Saturday, April 20, 2024

 


Funereal Plots

Horror Cinema reviews

Matthew M. Bartlett



Lord of Misrule

Director – William Brent Bell

Screenplay Tom De Ville

Rebecca Holland (Tuppence Middleton) is the new vicar in a small, quaint English hamlet, where she lives with her husband Henry (Matt Stokoe, underutilized) and their 10-year-old daughter, Grace. Grace has been selected by the village to be the Harvest Angel at the Harvest Festival, which, if you know anything about folk horror, means she’ll disappear. Thankfully, this obviously inevitable plot point is dispensed with almost immediately. At the festival, Jocelyn Abney (The Witch’s Ralph Ineson, who elevates any piece in which he appears), costumed as the titular Lord, and played with suitable menace by, grapples with a man in the costume of a spirit named Gallowgog.
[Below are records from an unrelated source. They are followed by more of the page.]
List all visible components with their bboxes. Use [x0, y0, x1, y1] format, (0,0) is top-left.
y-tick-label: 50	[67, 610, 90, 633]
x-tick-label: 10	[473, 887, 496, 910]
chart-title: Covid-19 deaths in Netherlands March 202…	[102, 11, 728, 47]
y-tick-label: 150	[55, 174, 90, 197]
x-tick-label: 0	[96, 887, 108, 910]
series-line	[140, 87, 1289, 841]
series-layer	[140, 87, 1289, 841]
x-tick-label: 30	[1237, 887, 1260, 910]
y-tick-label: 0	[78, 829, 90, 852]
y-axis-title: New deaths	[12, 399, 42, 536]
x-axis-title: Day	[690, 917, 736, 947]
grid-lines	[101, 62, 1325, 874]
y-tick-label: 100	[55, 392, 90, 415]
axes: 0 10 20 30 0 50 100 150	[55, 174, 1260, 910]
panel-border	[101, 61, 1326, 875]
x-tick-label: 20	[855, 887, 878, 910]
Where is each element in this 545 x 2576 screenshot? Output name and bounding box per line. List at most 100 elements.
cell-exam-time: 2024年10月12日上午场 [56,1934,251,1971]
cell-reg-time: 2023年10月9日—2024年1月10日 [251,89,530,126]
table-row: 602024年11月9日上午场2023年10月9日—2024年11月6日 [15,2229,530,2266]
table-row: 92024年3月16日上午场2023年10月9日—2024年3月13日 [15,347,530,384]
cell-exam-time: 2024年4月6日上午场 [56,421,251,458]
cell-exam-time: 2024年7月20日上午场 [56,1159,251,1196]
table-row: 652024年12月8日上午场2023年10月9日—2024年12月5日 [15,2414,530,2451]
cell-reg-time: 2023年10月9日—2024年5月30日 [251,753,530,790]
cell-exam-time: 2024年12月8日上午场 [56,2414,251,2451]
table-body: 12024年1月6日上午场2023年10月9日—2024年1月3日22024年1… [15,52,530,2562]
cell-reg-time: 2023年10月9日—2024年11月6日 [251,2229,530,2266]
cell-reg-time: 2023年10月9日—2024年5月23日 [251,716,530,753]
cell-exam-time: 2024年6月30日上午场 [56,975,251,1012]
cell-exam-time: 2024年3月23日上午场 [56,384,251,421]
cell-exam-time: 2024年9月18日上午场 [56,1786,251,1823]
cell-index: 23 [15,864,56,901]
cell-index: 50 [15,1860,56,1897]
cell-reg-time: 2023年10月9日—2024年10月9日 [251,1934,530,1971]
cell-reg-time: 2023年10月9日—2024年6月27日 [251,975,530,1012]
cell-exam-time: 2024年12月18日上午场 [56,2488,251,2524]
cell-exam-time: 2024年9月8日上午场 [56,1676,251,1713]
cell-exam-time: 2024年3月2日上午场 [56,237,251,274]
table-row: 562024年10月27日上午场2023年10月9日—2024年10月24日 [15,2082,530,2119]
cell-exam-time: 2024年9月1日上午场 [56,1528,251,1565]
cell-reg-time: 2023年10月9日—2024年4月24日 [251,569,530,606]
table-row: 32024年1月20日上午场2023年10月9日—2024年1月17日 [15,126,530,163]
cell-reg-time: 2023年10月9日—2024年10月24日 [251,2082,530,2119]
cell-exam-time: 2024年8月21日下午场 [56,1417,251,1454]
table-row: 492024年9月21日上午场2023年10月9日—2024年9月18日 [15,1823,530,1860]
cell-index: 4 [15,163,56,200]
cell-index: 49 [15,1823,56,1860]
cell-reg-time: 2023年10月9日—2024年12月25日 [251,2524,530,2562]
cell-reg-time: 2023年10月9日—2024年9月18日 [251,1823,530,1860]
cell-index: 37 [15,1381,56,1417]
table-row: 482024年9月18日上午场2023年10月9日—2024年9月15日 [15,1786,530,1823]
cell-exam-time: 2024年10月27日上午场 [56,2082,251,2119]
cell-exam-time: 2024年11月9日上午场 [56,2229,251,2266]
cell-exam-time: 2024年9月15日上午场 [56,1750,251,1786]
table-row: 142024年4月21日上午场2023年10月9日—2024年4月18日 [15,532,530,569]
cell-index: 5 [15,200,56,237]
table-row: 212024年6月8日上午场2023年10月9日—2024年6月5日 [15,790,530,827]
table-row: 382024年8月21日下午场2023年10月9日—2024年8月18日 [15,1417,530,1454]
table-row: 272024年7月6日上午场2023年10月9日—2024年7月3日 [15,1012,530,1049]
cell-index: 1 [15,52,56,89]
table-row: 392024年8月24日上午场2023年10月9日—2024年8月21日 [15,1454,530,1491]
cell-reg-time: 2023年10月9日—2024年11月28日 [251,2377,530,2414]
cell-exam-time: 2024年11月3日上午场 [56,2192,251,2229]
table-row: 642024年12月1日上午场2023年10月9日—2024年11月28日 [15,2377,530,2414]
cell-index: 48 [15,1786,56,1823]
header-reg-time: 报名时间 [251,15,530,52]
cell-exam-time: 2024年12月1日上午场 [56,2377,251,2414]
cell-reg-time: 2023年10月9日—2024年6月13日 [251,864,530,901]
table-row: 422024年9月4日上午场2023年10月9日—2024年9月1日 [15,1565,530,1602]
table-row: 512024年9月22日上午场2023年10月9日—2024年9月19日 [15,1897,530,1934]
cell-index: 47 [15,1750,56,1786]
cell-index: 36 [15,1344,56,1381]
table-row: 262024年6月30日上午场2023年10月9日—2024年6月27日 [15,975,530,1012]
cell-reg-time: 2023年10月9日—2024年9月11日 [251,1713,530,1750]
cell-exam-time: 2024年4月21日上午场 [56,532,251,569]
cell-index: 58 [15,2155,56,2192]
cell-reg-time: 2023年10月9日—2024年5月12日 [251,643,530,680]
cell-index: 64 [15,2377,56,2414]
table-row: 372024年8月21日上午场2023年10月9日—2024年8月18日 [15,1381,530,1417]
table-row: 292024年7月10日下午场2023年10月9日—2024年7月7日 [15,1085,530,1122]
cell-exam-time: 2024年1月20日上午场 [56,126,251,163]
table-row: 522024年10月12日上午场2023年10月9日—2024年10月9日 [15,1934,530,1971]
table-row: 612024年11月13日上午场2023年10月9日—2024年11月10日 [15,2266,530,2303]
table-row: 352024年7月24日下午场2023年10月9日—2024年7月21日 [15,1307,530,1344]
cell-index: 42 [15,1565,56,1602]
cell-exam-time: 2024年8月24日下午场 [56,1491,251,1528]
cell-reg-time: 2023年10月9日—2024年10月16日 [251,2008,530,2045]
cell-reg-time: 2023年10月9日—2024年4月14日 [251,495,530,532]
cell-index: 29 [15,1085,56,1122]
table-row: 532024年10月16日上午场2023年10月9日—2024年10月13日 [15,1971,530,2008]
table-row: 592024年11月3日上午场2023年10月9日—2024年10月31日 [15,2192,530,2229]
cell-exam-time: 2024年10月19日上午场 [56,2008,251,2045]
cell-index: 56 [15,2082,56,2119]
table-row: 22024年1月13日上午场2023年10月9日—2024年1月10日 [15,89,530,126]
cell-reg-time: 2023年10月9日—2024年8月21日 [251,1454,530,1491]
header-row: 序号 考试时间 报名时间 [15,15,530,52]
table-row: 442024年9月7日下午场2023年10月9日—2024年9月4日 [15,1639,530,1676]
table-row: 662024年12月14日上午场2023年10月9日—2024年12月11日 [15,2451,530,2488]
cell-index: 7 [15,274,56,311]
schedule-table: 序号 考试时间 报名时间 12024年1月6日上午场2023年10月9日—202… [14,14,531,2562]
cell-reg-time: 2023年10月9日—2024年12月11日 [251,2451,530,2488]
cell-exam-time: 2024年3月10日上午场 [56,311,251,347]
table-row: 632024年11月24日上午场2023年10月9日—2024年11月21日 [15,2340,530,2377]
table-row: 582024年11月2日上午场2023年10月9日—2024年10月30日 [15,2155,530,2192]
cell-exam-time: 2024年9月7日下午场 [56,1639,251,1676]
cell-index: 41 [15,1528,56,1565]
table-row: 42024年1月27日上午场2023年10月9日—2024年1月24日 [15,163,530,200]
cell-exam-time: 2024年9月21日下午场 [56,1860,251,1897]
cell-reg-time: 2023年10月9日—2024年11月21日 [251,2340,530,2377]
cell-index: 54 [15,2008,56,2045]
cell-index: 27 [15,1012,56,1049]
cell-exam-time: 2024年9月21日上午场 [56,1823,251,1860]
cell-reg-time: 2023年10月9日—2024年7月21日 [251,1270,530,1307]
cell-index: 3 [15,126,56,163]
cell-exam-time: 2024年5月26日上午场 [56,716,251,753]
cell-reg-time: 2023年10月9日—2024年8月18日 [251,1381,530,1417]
The latter represents a threat to the harvest—the threat of blight—who must be appeased with…gifts.

You see where this is going.

This movie grabs the viewer by the lapels and screams I AM FOLK HORROR—woodcuts, odd drawings, eerie puppets, handmade masks, and blood-tainted eggs fill the screen. Villagers (typically charming, odd, doting, folksy) try to soothe the terrified mother, yet at the same time it’s evident that the whole town is in on the daughter’s disappearance, and that their feelings toward Gallowgog are perhaps less hostile than it seems at the outset.

Through the first half of the movie, the by-the-numbers folk horror accoutrements and plot, combined with an underwritten lead character, are less than promising, and not at all compelling. Sometimes it’s just baffling. Characters burst into laughter for no apparent reason. Much seems to be made of a child’s sneeze, which turns out to be meaningless, just a mechanism for a scene change. And here and there the camera, accompanied by a musical sting, swings meaningfully to an open door or a corner of a chicken coop—but we can’t tell what we’re supposed to be looking at, as it’s far away or swathed in shadows, and the scene ends.

But something happens as the plot progresses, as the atmosphere thickens, as we see a little more of Joceyln Abney’s backstory, as a classmate of Grace’s reveals a room hidden under the floor of the school—we begin to find ourselves invested, to see what exactly has become of Grace, to determine the exact relationship of the villagers to Gallowgog, and to the Abrahamic God that Vicar Rebecca Holland worships there in vain.

The resolution, alas, proves somewhat disappointing, a little dubious; it will likely send the viewer—as it did me—to one of those Reddit threads where someone asks “can someone please explain the ending to me?”

Also lacking are the creature effects when the “real” Gallowgog is revealed. Frankly, the costume from the Harvest Festival was more frightening.

Altogether, Lord of Misrule is worth watching, especially for the folk horror aficionado seeking creepy visuals and atmosphere, but doesn’t require too much in the way of plot or intrigue. It’s a notch or two better than the recently released misfire Unwelcome, despite its not being able to reach the heights of its forebears, such as (obviously) The Wicker Man (1973) or even more recent gems like Midsommar and Kill List. As a fan, and sometimes a practitioner, of folk horror fiction, I just wanted more.